There were a few bits that I couldn't quite understand, but not too bad! :ajsmug: Good to see you're getting started, and your characters are interesting! :pinkiehappy:

My recommendation: work a bit on your descriptive writing skills. You can check out "My Little Ponybots" for what I would hope are good examples of this... :applejackunsure: It's been a heavily descriptive story for me, and will hopefully provide some guidance. Or just read "The Scarlet Letter" (A bit more boring, though. Skip the first 42 pages, you won't miss much.) :trixieshiftright:

Comment posted by Neon Icy Wings deleted Jan 26th, 2013

Well K was standing in front of a mirror talking to himself, "What do you mean my plan won't work?"
Let me guess 'Nopony would answer right?'


I don't know if the quotation marks got messed up here, but I couldn't understand it...

"It's not poisoning per say. It is... uh..." He stumbles to find the right words as the sarcastic voice said "What? 'Making her see the light'? We should lure them here into a trap before they find us!"

You stumbled into present tense in what seems to be a past-tense part of the story...


I think that one thing that you're having trouble with is not talking TO the audience when you're narrating. For instance, the final paragraph is all written as if you were speaking to someone who isn't there. As the narrator, you have to remain aloof when you're not going to be face to face with your audience.

And, as you said to me before, you do seem to struggle with commas.

Can you unlock all others chapters for me. i need material for my riffs

you should probably republish all the other chapters and then just write (rewritten) once you rewrite each chapter.

1900770 It's just simpler for me this way.
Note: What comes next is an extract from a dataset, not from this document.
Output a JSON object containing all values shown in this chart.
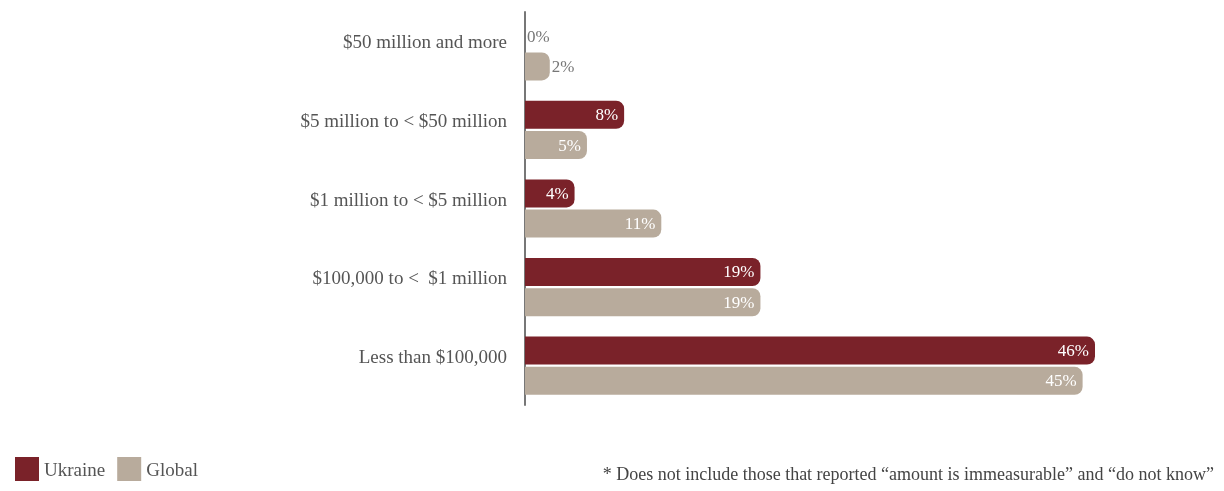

Since I'm changing things that would confuse people if they read an old chapter then the next chapter is rewritten. Luckily I'm working on chapter two right now! I'll try to rewrite one each day.

1900793
Ok. i'm glad you kept in the "He always did like nature" line. And I love the addition of the 'poisoning' of Luna was the cause of nightmare moon.

1900855 I thought some things weren't obvious enough. And I needed to say how the mirror worked.

And so it begins! Finally got this out. Only alot more to go.

2149151
EHRMAGEHRD! It has arrived!

(Did you notice that the black tree chapter 5 has also arrived?)

What black tree was PYROontheAIR talking about?

9142788
Old story from a long time ago, like 2013 time ago, think he cancelled it though. The Prologue and first chapter have comments that are positively ancient! They serve as nice reminders for me to keep going overall.